Monday, April 30, 2007

"saying 'It's their culture' ... It's like saying the culture of Massachusetts is burning witches."

This is a VERY excellent article. I would stand up and applaud it but I think I would get quizzical looks from my co-workers.
 
 (facebookers click through to my blog for the link, as always) 

4 comments:

Anonymous said...

Actually, I thought that article was idiotic. For instance, it's based on a total caricature of what multiculturalism implies:

"the doctrine of multiculturalism ... says a society should be divided into separate cultures with different norms according to ethnic origin."

I suppose that's *one* vision of society to which one could apply the term 'multicultural', but certainly not the only one, and despite the German decisions he lists, I don't think there's a single country out there that applies multiculturalism that way. His vision is reactionary and totally simplistic. He lumps Canada and Germany together despite fundamental differences between those two societies, and despite the fact that Canada has a WAY easier time with its immigrants than pseudo-homogoneous Britain or France.

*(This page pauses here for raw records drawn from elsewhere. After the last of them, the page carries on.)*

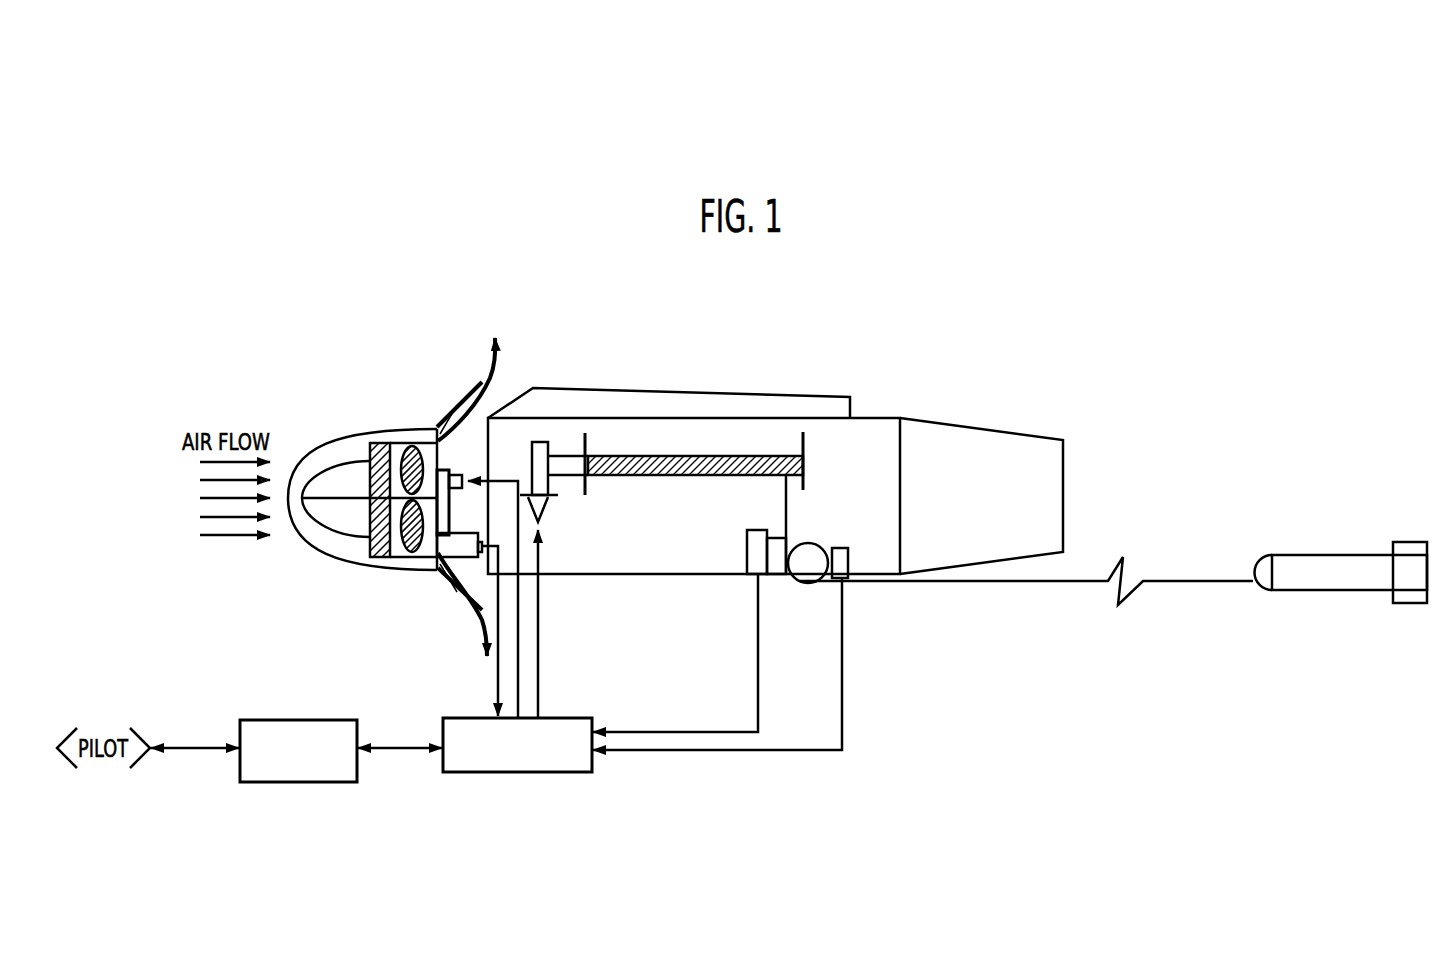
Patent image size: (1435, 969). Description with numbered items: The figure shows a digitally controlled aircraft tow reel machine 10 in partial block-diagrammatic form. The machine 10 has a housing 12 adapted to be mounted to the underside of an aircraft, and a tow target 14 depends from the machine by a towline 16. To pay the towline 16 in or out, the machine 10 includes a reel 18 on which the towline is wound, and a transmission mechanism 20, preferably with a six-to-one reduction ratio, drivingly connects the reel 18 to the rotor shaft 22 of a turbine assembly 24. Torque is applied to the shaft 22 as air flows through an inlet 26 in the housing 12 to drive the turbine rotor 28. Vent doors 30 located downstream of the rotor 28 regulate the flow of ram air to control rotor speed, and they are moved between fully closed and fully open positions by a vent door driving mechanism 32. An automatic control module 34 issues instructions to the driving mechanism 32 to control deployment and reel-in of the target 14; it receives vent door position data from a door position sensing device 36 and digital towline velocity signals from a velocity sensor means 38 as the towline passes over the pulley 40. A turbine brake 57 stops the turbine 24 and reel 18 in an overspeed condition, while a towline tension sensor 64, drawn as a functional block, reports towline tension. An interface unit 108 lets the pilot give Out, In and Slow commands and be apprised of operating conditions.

The tow reel machine 10 is at (775, 452).
The housing 12 is at (880, 416).
The tow target 14 is at (1302, 556).
The towline 16 is at (1012, 582).
The reel 18 is at (676, 475).
The transmission mechanism 20 is at (543, 444).
The rotor shaft 22 is at (558, 497).
The turbine assembly 24 is at (376, 439).
The inlet 26 is at (310, 560).
The turbine rotor 28 is at (417, 562).
The vent doors 30 is at (466, 397).
The vent door driving mechanism 32 is at (465, 473).
The automatic control module 34 is at (565, 718).
The door position sensing device 36 is at (472, 557).
The digital velocity sensor means 38 is at (848, 566).
The pulley 40 is at (811, 584).
The turbine brake 57 is at (541, 522).
The towline tension sensor 64 is at (746, 563).
The interface unit 108 is at (300, 718).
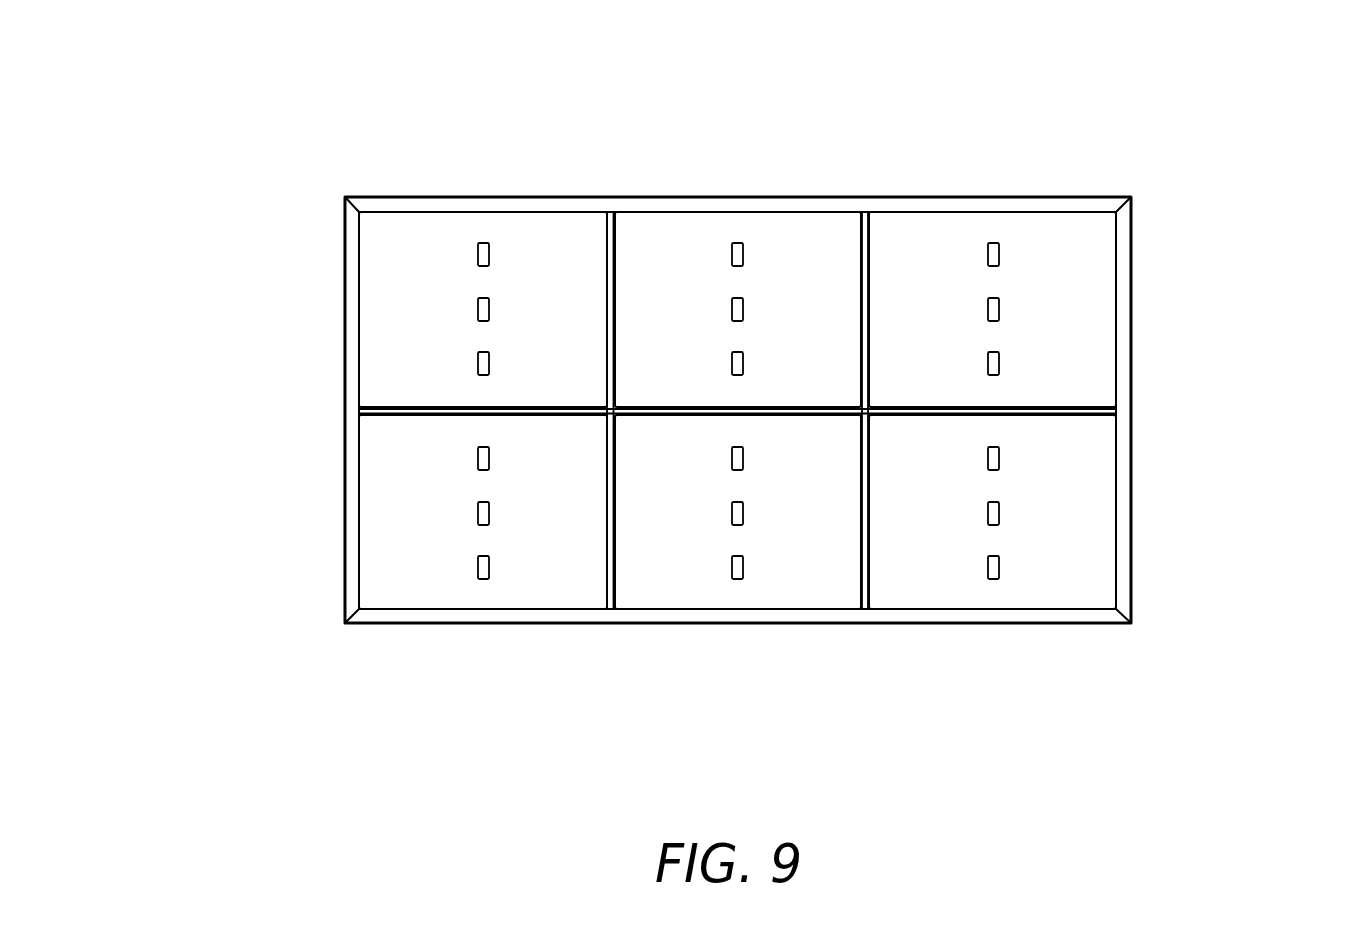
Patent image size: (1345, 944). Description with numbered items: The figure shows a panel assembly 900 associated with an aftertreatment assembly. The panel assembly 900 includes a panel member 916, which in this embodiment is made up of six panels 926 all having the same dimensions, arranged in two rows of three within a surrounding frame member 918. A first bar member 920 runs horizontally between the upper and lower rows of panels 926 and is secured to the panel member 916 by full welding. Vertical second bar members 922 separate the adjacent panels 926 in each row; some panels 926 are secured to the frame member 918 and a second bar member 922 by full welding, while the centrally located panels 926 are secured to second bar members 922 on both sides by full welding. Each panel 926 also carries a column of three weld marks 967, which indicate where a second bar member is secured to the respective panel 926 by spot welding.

The panel assembly 900 is at (1240, 70).
The panel member 916 is at (1068, 506).
The frame member 918 is at (1168, 280).
The first bar member 920 is at (1083, 410).
The second bar member 922 is at (610, 216).
The panel 926 is at (815, 230).
The weld mark 967 is at (483, 306).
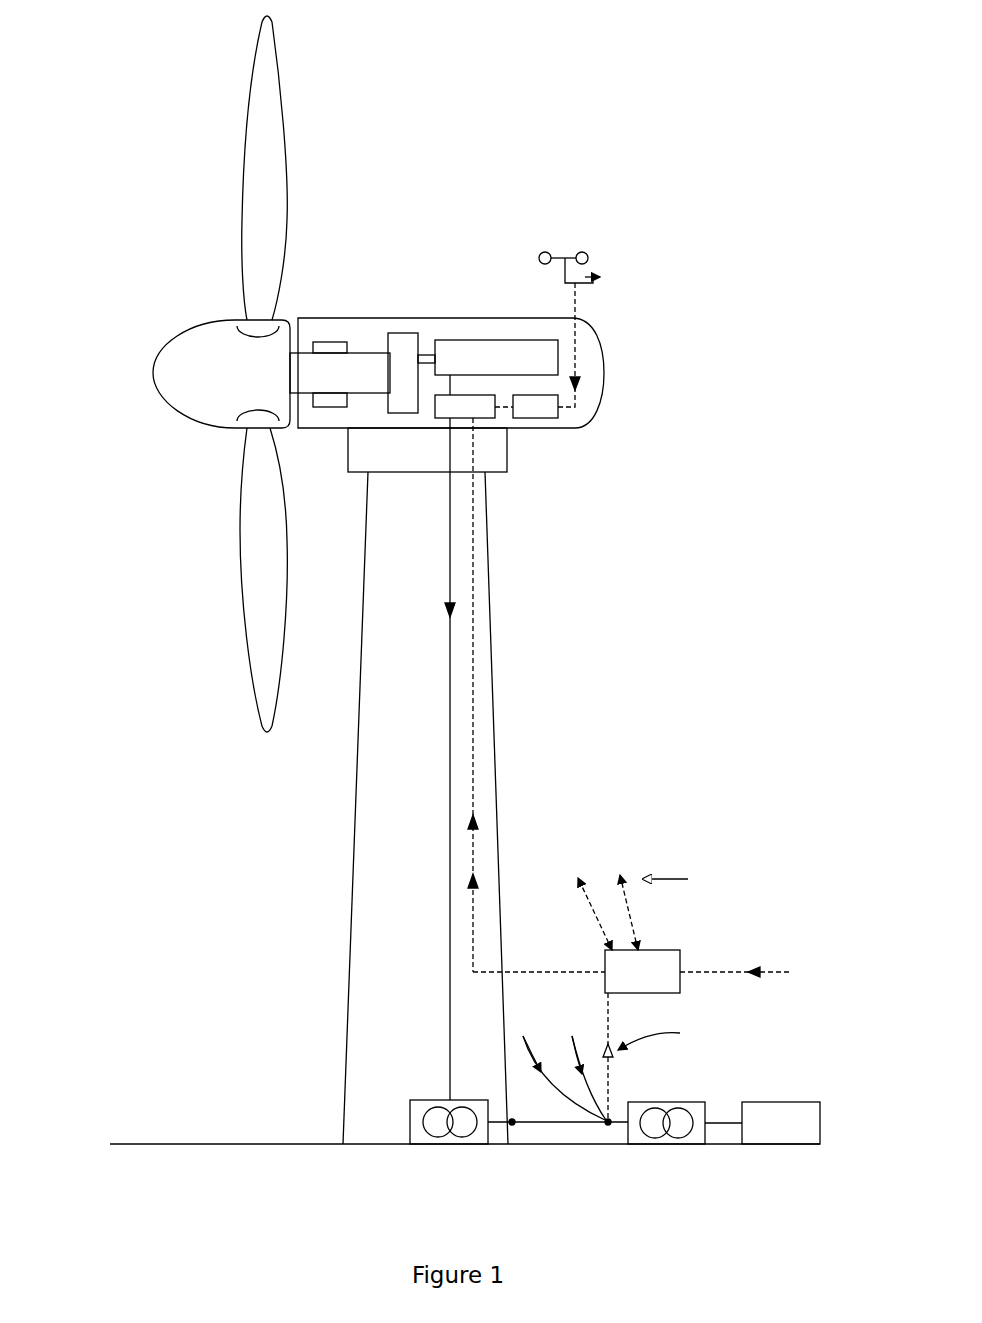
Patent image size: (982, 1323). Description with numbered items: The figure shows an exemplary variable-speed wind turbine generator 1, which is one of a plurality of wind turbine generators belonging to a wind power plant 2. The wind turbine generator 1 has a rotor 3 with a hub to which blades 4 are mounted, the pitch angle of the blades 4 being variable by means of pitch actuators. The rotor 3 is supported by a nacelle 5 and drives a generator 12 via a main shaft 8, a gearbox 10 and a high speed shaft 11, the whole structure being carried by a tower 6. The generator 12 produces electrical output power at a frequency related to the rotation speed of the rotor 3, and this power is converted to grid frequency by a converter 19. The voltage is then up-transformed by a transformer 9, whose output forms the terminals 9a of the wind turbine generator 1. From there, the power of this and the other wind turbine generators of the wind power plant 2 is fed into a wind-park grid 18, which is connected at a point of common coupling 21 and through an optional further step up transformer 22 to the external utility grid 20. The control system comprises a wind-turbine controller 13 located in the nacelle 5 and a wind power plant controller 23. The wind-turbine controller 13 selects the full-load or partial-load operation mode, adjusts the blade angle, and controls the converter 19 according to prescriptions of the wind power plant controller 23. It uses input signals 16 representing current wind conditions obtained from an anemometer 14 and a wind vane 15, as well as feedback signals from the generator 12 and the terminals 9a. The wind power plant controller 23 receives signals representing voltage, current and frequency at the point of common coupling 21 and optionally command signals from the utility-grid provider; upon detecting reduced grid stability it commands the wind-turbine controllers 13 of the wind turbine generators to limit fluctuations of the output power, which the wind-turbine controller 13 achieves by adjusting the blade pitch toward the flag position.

The wind turbine generator 1 is at (442, 153).
The wind power plant 2 is at (151, 203).
The rotor 3 is at (153, 383).
The blades 4 is at (284, 130).
The nacelle 5 is at (329, 318).
The tower 6 is at (348, 897).
The main shaft 8 is at (363, 353).
The transformer 9 is at (420, 1103).
The terminals 9a is at (512, 1125).
The gearbox 10 is at (400, 333).
The high speed shaft 11 is at (430, 353).
The generator 12 is at (493, 340).
The wind-turbine controller 13 is at (560, 416).
The anemometer 14 is at (582, 251).
The wind vane 15 is at (614, 260).
The signals 16 is at (578, 345).
The wind-park grid 18 is at (568, 1125).
The converter 19 is at (445, 418).
The utility grid 20 is at (795, 1144).
The point of common coupling 21 is at (608, 1125).
The step up transformer 22 is at (693, 1144).
The wind power plant controller 23 is at (680, 950).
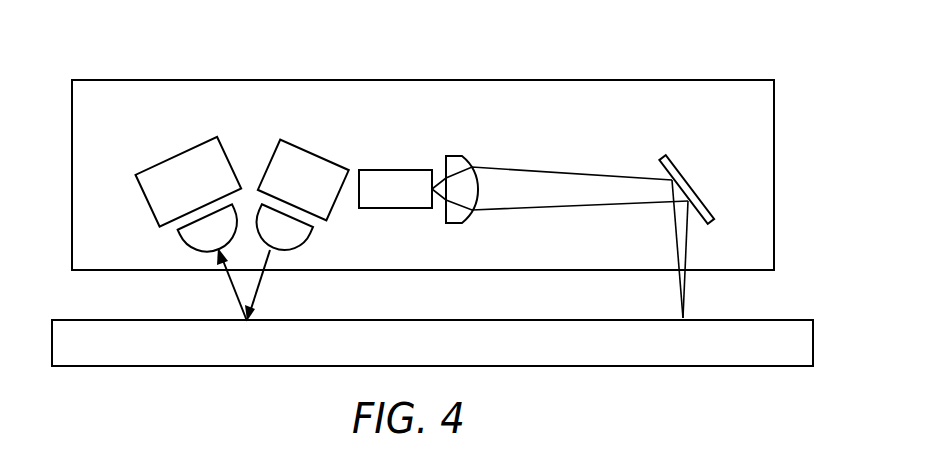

He decries faith-based schools: "It is multiculturalists, for example, who are the biggest champions of the Government's massive expansion of "faith" schools, where children will be segregated according to parental superstition and often taught the most literalist and cruel strain of a "faith"." Total garbage. I don't know what basis he has to make generalizations like "often taught the most literalist and cruel strain of a 'faith'", but it certainly isn't empirical evidence. It almost seems trite to point out that separate schools in Canada is what allowed the peace to be maintained between the various sectarian and cultural groups. His contemptuous dismissal of Islam as a pseudo-faith (note the quotation marks) or of any faith as 'superstition' is repugnant. His personal epistemology wasn't arrived at through virtue and courage, he ripped it off from his environment like everybody else. I'm an atheist and strongly dislike religion, but that doesn't mean that I think people with religious beliefs are somehow inferior.

This guy strikes me as a self-righteous, bigotted and pompous ass. His problem isn't with multiculturalism, it's with Islam. He doesn't seem to have a problem with Switzerland's version of multiculturalism. The German decisions he refers to seem on the face of it disgraceful, but without reading the whole transcript I'd be hesitant to pass judgment on them. In any case, every country in the western world takes personal circumstances into consideration when it comes to sentencing. These people weren't absolved of their crimes, but rather were sentenced based on the degree to which their intent was malicious. That most certainly will vary from one culture to the next and our notion of justice requires that it be taken into account.

Anonymous said...

As an aside, it seems risible to me that he would use Germany as a case-study in multiculturalism, a country still won't grant citizenship to people of turkish descent who are 3rd and 4th generation immigrants because of it's ridiculously restrictive citizenship laws.

Cicero In Pants said...

Erik, your point is well taken but the reason I want to cheer it is precisely because of its attack on fundamentalist islam and how it treats women and our society's tendency to apologise for it because we don't want to be prejudiced. I also thought calling it multiculturalism was a flaw in the argument because "multiculturalism" is a hard term to pin down and therefore hard to attack or defend. No one is against the idea of anti-racism and embracing those culturally diverse traditions that are generally harmless. But I applaud any article that our apologia for cultural practices - our own or anyone elses - should cease as soon as the palpable harm outweighs the palpable good. For me a christian hating gay marriage or an islamist insisting on treating his wife as his chattal is the same to me. And I will back any play that works toward stopping it.

Anonymous said...

Fair enough. I agree with everything you just said. I think it's important to remember (and some people often forget) that multiculturalism is at root a *liberal* value (i.e. small-l, J.S. Mill liberalism). It's part of a framework of beliefs which emphasizes equality, personal autonomy and the free exchange of ideas. A cultural practice which is incompatible with those core principles can't be defended using multiculturalism.

P.S. after re-reading my comments I realise they sounded kind of strident. Sorry about that--feeling bitter 'cause I'm still at school finishing papers while everyone is done, and I'm very much in need of a vacation.